Monday, October 6, 2014

Recess is my Best Subject

Recess is my Best Subject
Peggy Mastel
Fergus Publishing, Sioux Falls, SD (2013)

  • ISBN-10: 0989770109
  • ISBN-13: 978-0989770101

Of late, there's been a lot of discussion about how to deal with education.  Factions argue about whether "throwing more money at the problem" will fix our slumping ratings as we try to compete with other countries for the best educated citizens. Politics is involved all over the place.  I invite every single person who cares about this issue to read Peggy Mastel's book "Recess is my Best Subject" because here is where the rubber meets the road ... in the land of the substitute teacher.

Which schools do best?  What are the problems that keep kids from learning?  How many of the problems kids have are related to the educational philosophy of a given school's principal or superintendent?  How do teachers get the children in their classes to behave?  What effect does class size have on a child's ability to learn?  What happens when special needs children are segregated from the other classes?  Is it better than when they're not? How do teachers reach the children of the poor who are needy in so many ways?



Peggy's is a very personal story of the day to day adventures faced by an elementary school substitute teacher.  New schools every few days, sometimes every day, each with it's own set of rules and procedures, each with teachers who leave instructions for the subs, with varying degrees of critical information, class sizes from large to unmanageable, and children who have become used to the routine who figure out quite quickly that in some areas, the sub isn't as smart as she should be (what is the drill for going to lunch at this school -- all the kids know, but did anyone tell the sub?).

There's a lot of information here about how children at different ages behave and learn, something most parents only partly understand; after all, the teachers spend more time getting the children to learn than the parents do in most cases.  We see Peggy in a classroom full of kindergarten children, trying to keep them all on track and focused, doing fun things and educational things, and learning practical things, and in South Dakota this includes tasks like figuring out where they put their mittens, getting them out of, and back into, snowsuits and boots, etc.  We see how the children act when they're in kindergarten, when it's too snowy or cold to go outside at recess.  We see one set of children when they're in first grade, another in second grade class and up, seeing how they learn to socialize to the point where peer groups start taking over in 5th grade. The patterns established affect their education from then on, and when you combine that with the raging hormones of adolescence, it's no wonder schools have the problems they have.

This isn't the core part of the story, but it's all useful information and at the very least, should give parents some small sympathy for what teachers have to deal with on a daily basis.  A regular classroom teacher who is there all the time can do a great deal to keep classes on an even keel, but as all of us remember who went to public school, substitute teachers do not see the same children. Subs see those children when the kids aren't trying to impress -- when they don't think anyone important is looking.  In some ways it says a lot about how well or how poorly parents are performing as well as how responsive administrators and legislators are to the problems for which they are partly to blame.

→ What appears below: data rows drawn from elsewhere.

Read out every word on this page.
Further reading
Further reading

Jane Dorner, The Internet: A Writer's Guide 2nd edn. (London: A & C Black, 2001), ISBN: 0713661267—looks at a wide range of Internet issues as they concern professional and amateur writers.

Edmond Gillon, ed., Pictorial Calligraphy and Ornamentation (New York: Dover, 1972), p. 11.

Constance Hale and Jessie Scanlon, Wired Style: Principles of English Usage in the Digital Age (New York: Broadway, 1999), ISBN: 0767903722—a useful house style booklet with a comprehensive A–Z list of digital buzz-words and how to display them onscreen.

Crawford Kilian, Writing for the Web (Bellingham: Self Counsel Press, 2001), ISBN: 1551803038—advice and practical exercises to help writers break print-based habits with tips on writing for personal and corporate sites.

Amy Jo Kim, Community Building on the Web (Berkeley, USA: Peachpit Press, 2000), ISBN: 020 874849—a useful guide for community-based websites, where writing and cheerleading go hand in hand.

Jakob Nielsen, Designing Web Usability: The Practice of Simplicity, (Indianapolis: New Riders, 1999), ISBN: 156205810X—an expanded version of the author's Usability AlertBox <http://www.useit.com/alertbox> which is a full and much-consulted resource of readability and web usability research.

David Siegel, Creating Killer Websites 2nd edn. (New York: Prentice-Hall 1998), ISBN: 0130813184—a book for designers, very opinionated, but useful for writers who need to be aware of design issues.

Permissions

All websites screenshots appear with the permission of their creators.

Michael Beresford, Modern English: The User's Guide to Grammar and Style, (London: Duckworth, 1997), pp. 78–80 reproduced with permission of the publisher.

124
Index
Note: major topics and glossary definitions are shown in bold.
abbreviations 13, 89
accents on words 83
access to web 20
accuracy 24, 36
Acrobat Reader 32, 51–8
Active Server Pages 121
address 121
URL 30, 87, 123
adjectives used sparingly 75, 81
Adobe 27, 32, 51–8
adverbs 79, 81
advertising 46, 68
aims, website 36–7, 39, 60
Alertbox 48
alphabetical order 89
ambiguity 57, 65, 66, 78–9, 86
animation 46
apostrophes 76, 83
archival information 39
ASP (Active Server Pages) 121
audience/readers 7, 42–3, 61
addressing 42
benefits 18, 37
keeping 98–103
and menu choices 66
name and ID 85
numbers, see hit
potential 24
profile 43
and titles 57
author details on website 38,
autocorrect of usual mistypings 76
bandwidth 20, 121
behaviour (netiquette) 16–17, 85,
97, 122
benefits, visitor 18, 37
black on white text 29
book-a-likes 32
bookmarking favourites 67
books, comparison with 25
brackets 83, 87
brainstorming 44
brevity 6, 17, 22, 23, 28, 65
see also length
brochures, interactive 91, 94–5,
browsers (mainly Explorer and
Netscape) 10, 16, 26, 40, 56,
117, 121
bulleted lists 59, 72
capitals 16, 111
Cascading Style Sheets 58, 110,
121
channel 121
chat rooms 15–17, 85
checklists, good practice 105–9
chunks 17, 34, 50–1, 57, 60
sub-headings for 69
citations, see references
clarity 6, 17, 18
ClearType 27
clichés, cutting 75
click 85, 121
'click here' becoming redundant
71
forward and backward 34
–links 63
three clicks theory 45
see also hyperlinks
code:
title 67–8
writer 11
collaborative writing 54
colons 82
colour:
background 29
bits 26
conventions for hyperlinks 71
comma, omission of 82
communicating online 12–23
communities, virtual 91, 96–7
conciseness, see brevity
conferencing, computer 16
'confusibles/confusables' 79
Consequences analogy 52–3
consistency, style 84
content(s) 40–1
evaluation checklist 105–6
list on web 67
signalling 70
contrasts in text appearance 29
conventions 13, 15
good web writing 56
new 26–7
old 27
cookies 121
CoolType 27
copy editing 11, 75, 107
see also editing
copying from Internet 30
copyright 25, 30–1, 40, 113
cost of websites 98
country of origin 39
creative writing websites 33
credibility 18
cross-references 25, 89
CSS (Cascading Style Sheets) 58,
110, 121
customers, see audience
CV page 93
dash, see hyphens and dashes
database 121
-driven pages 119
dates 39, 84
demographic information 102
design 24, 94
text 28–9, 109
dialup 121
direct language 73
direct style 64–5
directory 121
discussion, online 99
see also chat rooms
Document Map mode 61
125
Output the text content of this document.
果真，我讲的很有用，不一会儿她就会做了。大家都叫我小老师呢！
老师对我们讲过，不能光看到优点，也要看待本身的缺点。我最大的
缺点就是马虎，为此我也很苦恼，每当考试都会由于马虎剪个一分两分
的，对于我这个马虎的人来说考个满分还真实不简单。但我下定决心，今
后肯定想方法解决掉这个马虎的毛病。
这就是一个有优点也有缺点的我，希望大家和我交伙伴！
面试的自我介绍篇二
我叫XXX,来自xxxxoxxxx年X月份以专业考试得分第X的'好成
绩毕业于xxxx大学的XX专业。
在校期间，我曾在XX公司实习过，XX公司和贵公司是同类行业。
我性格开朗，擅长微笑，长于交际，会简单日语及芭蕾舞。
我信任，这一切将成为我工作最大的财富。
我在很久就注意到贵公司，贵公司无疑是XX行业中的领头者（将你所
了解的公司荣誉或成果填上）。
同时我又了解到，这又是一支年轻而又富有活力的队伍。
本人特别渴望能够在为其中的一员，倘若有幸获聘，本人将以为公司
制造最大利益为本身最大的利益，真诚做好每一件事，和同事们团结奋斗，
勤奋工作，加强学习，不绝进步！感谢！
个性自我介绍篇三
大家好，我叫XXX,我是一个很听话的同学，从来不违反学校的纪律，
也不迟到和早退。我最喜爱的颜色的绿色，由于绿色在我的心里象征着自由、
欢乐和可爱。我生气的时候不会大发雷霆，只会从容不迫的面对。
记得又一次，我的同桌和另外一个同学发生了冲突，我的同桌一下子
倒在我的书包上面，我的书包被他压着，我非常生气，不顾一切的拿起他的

There are other stories embedded in this book.  The system by which substitutes are chosen and the folks who decide to sub rather than become full time teachers is an underlying story.  Peggy's own situation is haunted by tragedy, a tragedy that working with children makes both better and worse.  Every day is a new tightrope walk, with different students, schools in wealthy neighborhoods, schools in poverty-stricken areas of cities, schools where it's not clear the children have food at home, schools with huge numbers of non-English-speaking populations, classrooms with children in wheelchairs who cannot communicate, and with children so damaged by emotional disabilities that just getting them not to run away or injure other students is a major challenge.  Teaching is not for sissies, but subbing is the teaching equivalent of extreme sports, as dangerous and challenging as taking a bicycle down a snowy ski slope.  The difference is, in extreme sports, you only hurt yourself.

Education is not happening in these classes, and the reasons are buried in the stories Peggy tells. How to fix the situations she describes will have to be taken on by professionals in the field, but the boots-on-the-ground tales in this book tell us it should start happening soon, because we are losing major opportunities to get children to appreciate education at those key times in their early development where personalities are formed (this is my take, not Peggy's -- she is just relating the reality).  

And through all of this, it's the children in the stories that we remember.  The ones Peggy really would have liked to help, but as a sub, she had to move on.  Their struggles are what make this book more than just a criticism of education in today's world -- it's more of a cry to help those children so they can learn and grow to be capable adults, and be happy.

Whether it's fixing how substitutes are found (and making the job less perilous for those willing to do it), changing classroom sizes, re-segregating some children who won't allow others to learn, or coming up with entirely new approaches, this book should be mandatory reading material for parents, for anyone who wants to see children flourish and become interested in learning at an early age, and anyone who wants to take on the challenge of teaching.

1 comment:

  1. This looks very interesting. I substituted a lot in both Denver and rural Colorado. There are always ideas floating around in your head about how to make things better and what causes things to spin out of control. I am glad someone wrote her thoughts down.